冨田昇号
友人関係を伴い迷惑行為を行っている状況で,社会的に望ましいとされる規範が行動に与える影響について考察した。調査対象は東京都内の大学生男女103名(平均年齢19.75歳)であり,質問紙によって調査を行った。質問の内容は
1.友人関係欲求(相互尊重欲求・親和欲求・同調欲求)の測定, 2.社会考慮の測定,
3.友人とともに迷惑行為をしている2つの場面想定とその状況での行動の評価であった。想定場面においては,規範遵守を促すメッセージの有無を操作した。

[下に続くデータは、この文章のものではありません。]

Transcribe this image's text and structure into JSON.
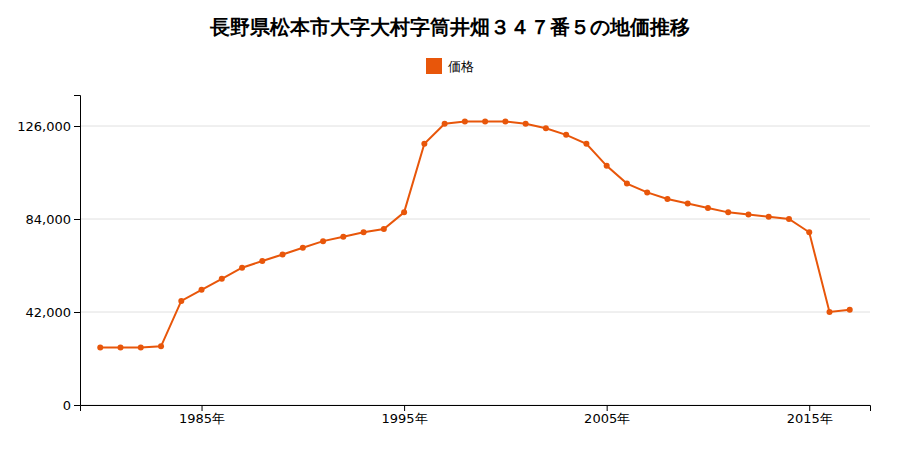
{
  "chart_data": {
    "type": "line",
    "title": "長野県松本市大字大村字筒井畑３４７番５の地価推移",
    "x": [
      1980,
      1981,
      1982,
      1983,
      1984,
      1985,
      1986,
      1987,
      1988,
      1989,
      1990,
      1991,
      1992,
      1993,
      1994,
      1995,
      1996,
      1997,
      1998,
      1999,
      2000,
      2001,
      2002,
      2003,
      2004,
      2005,
      2006,
      2007,
      2008,
      2009,
      2010,
      2011,
      2012,
      2013,
      2014,
      2015,
      2016,
      2017
    ],
    "series": [
      {
        "name": "価格",
        "color": "#e8560a",
        "marker": "circle",
        "values": [
          26000,
          26000,
          26000,
          26500,
          47000,
          52000,
          57000,
          62000,
          65000,
          68000,
          71000,
          74000,
          76000,
          78000,
          79500,
          87000,
          118000,
          127000,
          128000,
          128000,
          128000,
          127000,
          125000,
          122000,
          118000,
          108000,
          100000,
          96000,
          93000,
          91000,
          89000,
          87000,
          86000,
          85000,
          84000,
          78000,
          42000,
          43000
        ]
      }
    ],
    "xlim": [
      1979,
      2018
    ],
    "ylim": [
      0,
      140000
    ],
    "xticks": [
      {
        "value": 1985,
        "label": "1985年"
      },
      {
        "value": 1995,
        "label": "1995年"
      },
      {
        "value": 2005,
        "label": "2005年"
      },
      {
        "value": 2015,
        "label": "2015年"
      }
    ],
    "yticks": [
      0,
      {
        "value": 42000,
        "label": "42,000"
      },
      {
        "value": 84000,
        "label": "84,000"
      },
      {
        "value": 126000,
        "label": "126,000"
      }
    ],
    "grid": true,
    "legend": "top"
  }
}
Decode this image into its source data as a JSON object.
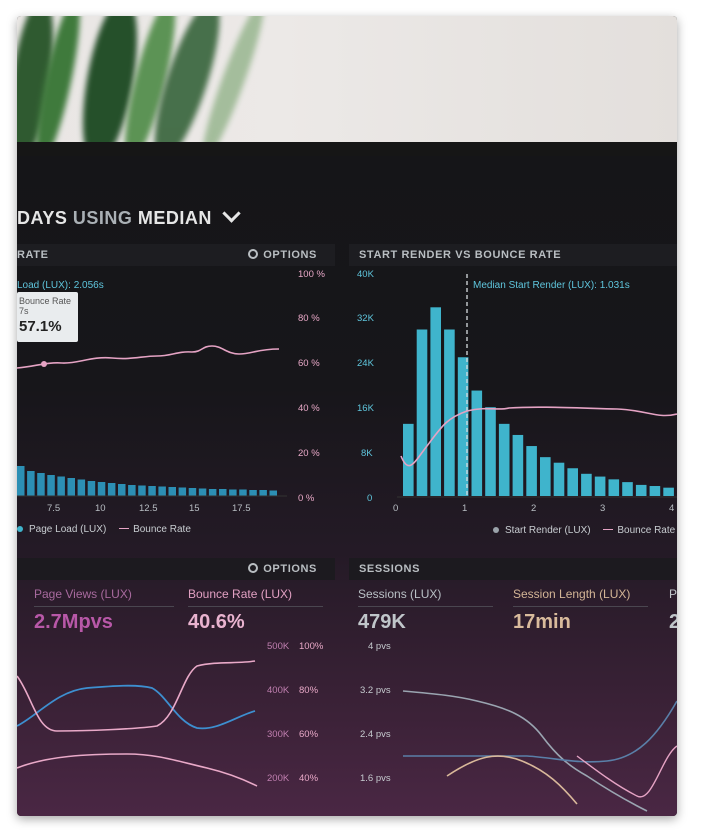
{
  "dashboard": {
    "title_prefix": "DAYS",
    "title_using": "USING",
    "title_median": "MEDIAN",
    "panel_left": {
      "header": "RATE",
      "options": "OPTIONS",
      "annotation": "Load (LUX): 2.056s",
      "tooltip_label": "Bounce Rate",
      "tooltip_sub": "7s",
      "tooltip_value": "57.1%",
      "y_right_ticks": [
        "100 %",
        "80 %",
        "60 %",
        "40 %",
        "20 %",
        "0 %"
      ],
      "x_ticks": [
        "7.5",
        "10",
        "12.5",
        "15",
        "17.5"
      ],
      "legend": [
        "Page Load (LUX)",
        "Bounce Rate"
      ]
    },
    "panel_right": {
      "header": "START RENDER VS BOUNCE RATE",
      "annotation": "Median Start Render (LUX): 1.031s",
      "y_left_ticks": [
        "40K",
        "32K",
        "24K",
        "16K",
        "8K",
        "0"
      ],
      "x_ticks": [
        "0",
        "1",
        "2",
        "3",
        "4"
      ],
      "legend": [
        "Start Render (LUX)",
        "Bounce Rate"
      ]
    },
    "panel_bottom_left": {
      "options": "OPTIONS",
      "metrics": [
        {
          "label": "Page Views (LUX)",
          "value": "2.7Mpvs"
        },
        {
          "label": "Bounce Rate (LUX)",
          "value": "40.6%"
        }
      ],
      "y_ticks_a": [
        "500K",
        "400K",
        "300K",
        "200K"
      ],
      "y_ticks_b": [
        "100%",
        "80%",
        "60%",
        "40%"
      ]
    },
    "panel_bottom_right": {
      "header": "SESSIONS",
      "metrics": [
        {
          "label": "Sessions (LUX)",
          "value": "479K"
        },
        {
          "label": "Session Length (LUX)",
          "value": "17min"
        },
        {
          "label": "P",
          "value": "2"
        }
      ],
      "y_ticks": [
        "4 pvs",
        "3.2 pvs",
        "2.4 pvs",
        "1.6 pvs"
      ]
    },
    "colors": {
      "cyan": "#3fb4cc",
      "pink": "#e5a3c4",
      "magenta": "#c9509b",
      "blue": "#3d8fd0",
      "tan": "#d9b89a"
    },
    "histogram_right": [
      13,
      30,
      34,
      30,
      25,
      19,
      16,
      13,
      11,
      9,
      7,
      6,
      5,
      4,
      3.5,
      3,
      2.5,
      2,
      1.8,
      1.5,
      1.2,
      1
    ],
    "histogram_left": [
      6,
      5,
      4.6,
      4.2,
      3.9,
      3.6,
      3.3,
      3.0,
      2.8,
      2.6,
      2.4,
      2.2,
      2.1,
      2.0,
      1.9,
      1.8,
      1.7,
      1.6,
      1.5,
      1.4,
      1.4,
      1.3,
      1.3,
      1.2,
      1.2,
      1.1
    ]
  }
}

評価させた行動は
1.規範を守るよう提案する, 2.規範を守ることが望まれていることを暗示する, 3.迷惑行為を続行する,の3つであり,それぞれの行動について
1,その行動の望ましさ, 2.その行動を実際に行っている程度,
3.その行動を友人が行うことへの期待の高さ,の3つの観点から評価させた。調査の結果,規範遵守に対する主効果として社会考慮,親和欲求,性別,年齢の効果が一部認められた。また交互作用として,メッセージと社会考慮,及びメッセージと同調欲求の交互作用が認められ,具体的には,
1.社会考慮の低い人はメッセージが存在すると規範遵守を志向するが,社会考慮の高い人はメッセージが存在すると迷惑行為を志向する,
2.同調欲求の低い人はメッセージが存在すると規範遵守を志向するが,同調欲求の高い人はメッセージが存在すると迷惑行為を志向する,といった傾向があることが示された。